University of Utah, Department of Pediatrics, Center for Safe and Healthy Families
Pediatric Integrated Post-trauma Services (PIPS) developed the Care Process Model for Pediatric Traumatic Stress (CPM-PTS), the first and only empirically-supported model guiding providers in pediatric settings to screen for trauma, identify risk for traumatic stress and suicidality, and provide a trauma-informed approach that guides referrals for at-risk children to evidence-based trauma treatment as well as targeted, brief in-clinic interventions. As of January 2023, the CPM-PTS has been successfully implemented in >94 separate clinical settings in 21 US states, reaching tens of thousands of youth. For the funding period (2022-2027), PIPS activities center on training and implementation strategies for wide-scale dissemination, adoption, and sustainability of the CPM-PTS in diverse pediatric and advocacy center settings through: 1. Establishment of regional Technical Assistance Centers, 2. Development of enhanced implementation strategies for rural and non-rural service settings, and 3. Adaptation of the CPM-PTS for children in foster care. PIPS partners with national professional organizations, large healthcare systems, and the National Children's Alliance (NCA). Ultimately, the goal of the PIPS center is to remediate mental health disparities by supporting best practice identification and response on a national scale for children at risk for traumatic stress and suicide.
UPMC Western Behavioral Health/Theiss Center for Trauma and Early Childhood Behavioral Health
The University of Pittsburgh's Theiss Complex Child and Adolescent Trauma (CCAT) Project expands access to evidence-based trauma treatment for children in Western Pennsylvania. It aims to improve service access and outcomes for high-need, underserved communities including racial/ethnic minority and low-income populations. It places an emphasis on children impacted by complex trauma, particularly those in the child welfare and juvenile justice systems.

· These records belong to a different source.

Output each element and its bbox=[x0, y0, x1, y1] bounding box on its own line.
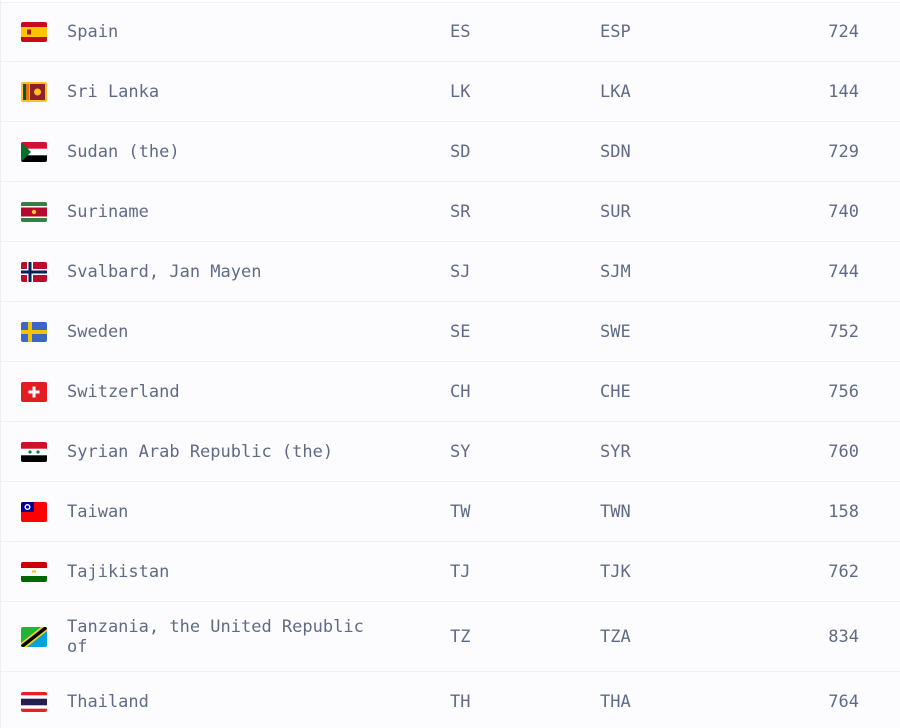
country-name: Syrian Arab Republic (the) bbox=[67, 441, 334, 462]
alpha3-code: CHE bbox=[600, 381, 631, 402]
country-name: Tanzania, the United Republic of bbox=[67, 616, 364, 657]
numeric-code: 740 bbox=[828, 201, 859, 222]
alpha3-code: SWE bbox=[600, 321, 631, 342]
country-name: Sweden bbox=[67, 321, 129, 342]
alpha2-code: SR bbox=[450, 201, 471, 222]
numeric-code: 729 bbox=[828, 141, 859, 162]
numeric-code: 764 bbox=[828, 691, 859, 712]
tanzania-flag-icon bbox=[21, 626, 47, 647]
alpha3-code: SUR bbox=[600, 201, 631, 222]
alpha3-code: SDN bbox=[600, 141, 631, 162]
table-row: Tanzania, the United Republic of TZ TZA … bbox=[1, 602, 900, 672]
suriname-flag-icon bbox=[21, 201, 47, 222]
table-row: Sri Lanka LK LKA 144 bbox=[1, 62, 900, 122]
country-name: Suriname bbox=[67, 201, 149, 222]
numeric-code: 158 bbox=[828, 501, 859, 522]
alpha2-code: SJ bbox=[450, 261, 471, 282]
table-row: Suriname SR SUR 740 bbox=[1, 182, 900, 242]
alpha2-code: TW bbox=[450, 501, 471, 522]
alpha3-code: TJK bbox=[600, 561, 631, 582]
thailand-flag-icon bbox=[21, 691, 47, 712]
alpha3-code: THA bbox=[600, 691, 631, 712]
tajikistan-flag-icon bbox=[21, 561, 47, 582]
alpha2-code: SD bbox=[450, 141, 471, 162]
alpha2-code: SE bbox=[450, 321, 471, 342]
table-row: Sudan (the) SD SDN 729 bbox=[1, 122, 900, 182]
alpha2-code: TH bbox=[450, 691, 471, 712]
country-name: Taiwan bbox=[67, 501, 129, 522]
alpha2-code: ES bbox=[450, 22, 471, 42]
table-row: Taiwan TW TWN 158 bbox=[1, 482, 900, 542]
alpha3-code: ESP bbox=[600, 22, 631, 42]
table-row: Switzerland CH CHE 756 bbox=[1, 362, 900, 422]
alpha3-code: SYR bbox=[600, 441, 631, 462]
table-row: Svalbard, Jan Mayen SJ SJM 744 bbox=[1, 242, 900, 302]
table-row: Tajikistan TJ TJK 762 bbox=[1, 542, 900, 602]
sweden-flag-icon bbox=[21, 321, 47, 342]
country-name: Switzerland bbox=[67, 381, 180, 402]
numeric-code: 752 bbox=[828, 321, 859, 342]
numeric-code: 760 bbox=[828, 441, 859, 462]
svalbard-flag-icon bbox=[21, 261, 47, 282]
sudan-flag-icon bbox=[21, 141, 47, 162]
country-name: Tajikistan bbox=[67, 561, 170, 582]
numeric-code: 724 bbox=[828, 22, 859, 42]
numeric-code: 834 bbox=[828, 626, 859, 647]
table-row: Spain ES ESP 724 bbox=[1, 2, 900, 62]
alpha2-code: TZ bbox=[450, 626, 471, 647]
numeric-code: 756 bbox=[828, 381, 859, 402]
numeric-code: 144 bbox=[828, 81, 859, 102]
taiwan-flag-icon bbox=[21, 501, 47, 522]
table-row: Syrian Arab Republic (the) SY SYR 760 bbox=[1, 422, 900, 482]
alpha2-code: SY bbox=[450, 441, 471, 462]
table-row: Thailand TH THA 764 bbox=[1, 672, 900, 728]
country-name: Thailand bbox=[67, 691, 149, 712]
alpha3-code: TZA bbox=[600, 626, 631, 647]
numeric-code: 762 bbox=[828, 561, 859, 582]
spain-flag-icon bbox=[21, 22, 47, 42]
sri-lanka-flag-icon bbox=[21, 81, 47, 102]
country-name: Sri Lanka bbox=[67, 81, 160, 102]
country-name: Spain bbox=[67, 22, 119, 42]
alpha3-code: SJM bbox=[600, 261, 631, 282]
alpha3-code: TWN bbox=[600, 501, 631, 522]
alpha2-code: LK bbox=[450, 81, 471, 102]
alpha2-code: TJ bbox=[450, 561, 471, 582]
syria-flag-icon bbox=[21, 441, 47, 462]
country-name: Sudan (the) bbox=[67, 141, 180, 162]
numeric-code: 744 bbox=[828, 261, 859, 282]
country-name: Svalbard, Jan Mayen bbox=[67, 261, 262, 282]
switzerland-flag-icon bbox=[21, 381, 47, 402]
country-code-table: Spain ES ESP 724 Sri Lanka LK LKA 144 Su… bbox=[0, 0, 900, 728]
table-row: Sweden SE SWE 752 bbox=[1, 302, 900, 362]
alpha2-code: CH bbox=[450, 381, 471, 402]
alpha3-code: LKA bbox=[600, 81, 631, 102]
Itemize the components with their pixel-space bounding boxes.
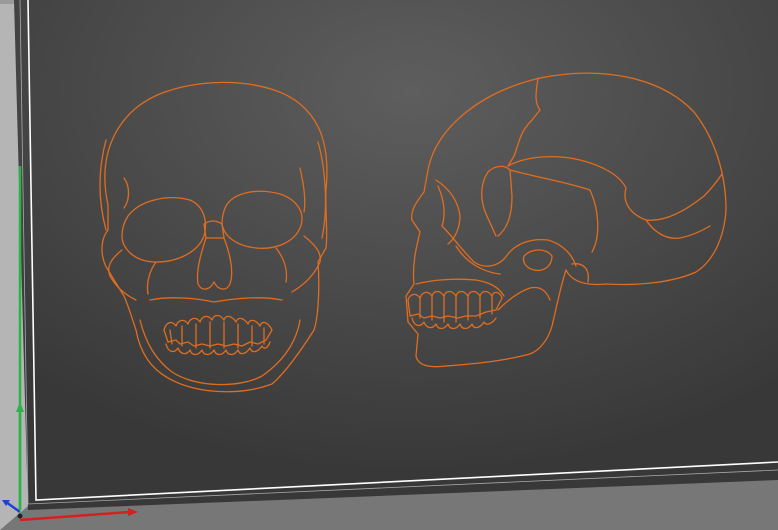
3d-viewport[interactable]	[0, 0, 778, 530]
origin-icon	[17, 513, 23, 519]
bed-plane[interactable]	[14, 0, 778, 510]
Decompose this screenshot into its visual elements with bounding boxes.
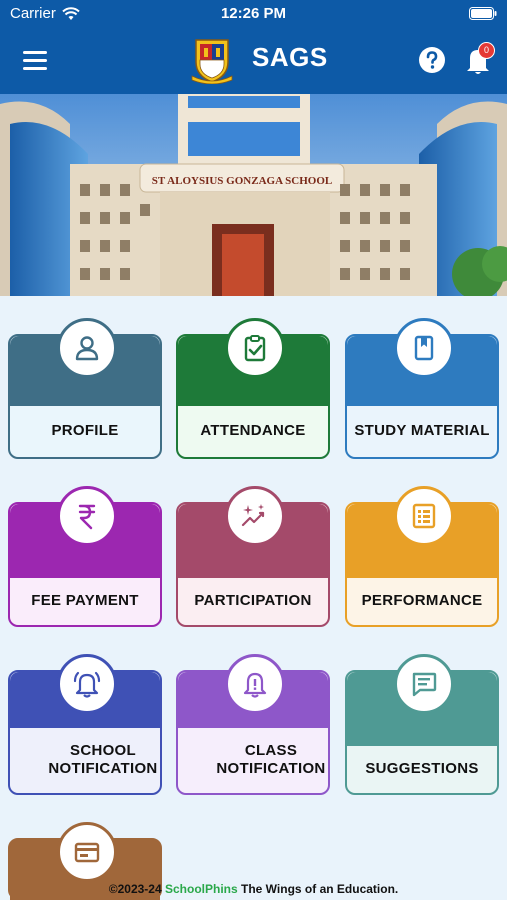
app-header: SAGS 0 (0, 28, 507, 94)
person-icon (57, 318, 117, 378)
book-icon (394, 318, 454, 378)
notification-badge: 0 (478, 42, 495, 59)
banner-sign-text: ST ALOYSIUS GONZAGA SCHOOL (152, 175, 332, 187)
tile-profile[interactable]: PROFILE (8, 318, 162, 459)
tile-performance[interactable]: PERFORMANCE (345, 486, 499, 627)
tile-suggestions[interactable]: SUGGESTIONS (345, 654, 499, 795)
tile-participation[interactable]: PARTICIPATION (176, 486, 330, 627)
hamburger-icon (23, 51, 47, 70)
tile-label: SUGGESTIONS (365, 759, 479, 777)
school-banner-image: ST ALOYSIUS GONZAGA SCHOOL (0, 94, 507, 296)
clipboard-check-icon (225, 318, 285, 378)
tile-attendance[interactable]: ATTENDANCE (176, 318, 330, 459)
tile-label: PARTICIPATION (194, 591, 312, 609)
tile-label: SCHOOL NOTIFICATION (48, 741, 158, 777)
status-bar: Carrier 12:26 PM (0, 0, 507, 28)
sparkle-icon (225, 486, 285, 546)
chat-icon (394, 654, 454, 714)
tile-class-notification[interactable]: CLASS NOTIFICATION (176, 654, 330, 795)
tile-label: STUDY MATERIAL (354, 421, 490, 439)
notifications-button[interactable]: 0 (464, 42, 495, 76)
tile-fee-payment[interactable]: FEE PAYMENT (8, 486, 162, 627)
school-logo (190, 36, 234, 85)
app-title: SAGS (252, 42, 328, 72)
tile-label: PERFORMANCE (361, 591, 483, 609)
rupee-icon (57, 486, 117, 546)
footer: ©2023-24 SchoolPhins The Wings of an Edu… (0, 882, 507, 896)
footer-tagline: The Wings of an Education. (241, 882, 399, 896)
tile-label: PROFILE (51, 421, 119, 439)
card-icon (57, 822, 117, 882)
status-time: 12:26 PM (220, 5, 287, 22)
tile-school-notification[interactable]: SCHOOL NOTIFICATION (8, 654, 162, 795)
tile-label: CLASS NOTIFICATION (216, 741, 326, 777)
tile-label: ATTENDANCE (200, 421, 306, 439)
tile-label: FEE PAYMENT (31, 591, 139, 609)
help-button[interactable] (418, 46, 446, 74)
list-icon (394, 486, 454, 546)
footer-copyright: ©2023-24 (108, 882, 162, 896)
bell-alert-icon (225, 654, 285, 714)
tile-study-material[interactable]: STUDY MATERIAL (345, 318, 499, 459)
footer-brand: SchoolPhins (164, 882, 238, 896)
help-icon (419, 47, 445, 73)
menu-button[interactable] (22, 48, 50, 72)
bell-ring-icon (57, 654, 117, 714)
battery-icon (469, 7, 497, 24)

In collaboration with UPMC Western Behavioral Health and its Theiss Center for Trauma and Early Childhood Behavioral Health (Theiss), the CCAT Project's primary goal is to increase access to trauma-related, evidence-based practices (EBPs) in Western Pennsylvania to remediate the impact of complex traumatic stress. This goal will be accomplished by: 1) expanding the age range of Theiss trauma services (up to age 18) through the incorporation of Integrative Treatment of Complex Trauma (ITCT, Child & Adolescent versions); 2) expanding the geographic reach of Theiss by leveraging UPMC's Western Behavioral Health network throughout Western Pennsylvania for the implementation of evidence-based trauma treatments to support children impacted by complex trauma (including ITCT as well as Child Parent Psychotherapy-CPP); 3) facilitating trauma-related training and professional development for the mental health and related workforce (emphasizing the fields of child welfare/juvenile justice); and 4) serving as a resource for high-need, underserved communities by collaborating with local human service agencies to provide prompt clinical consultation and support to meet the complex needs of members of their community experiencing traumatic events.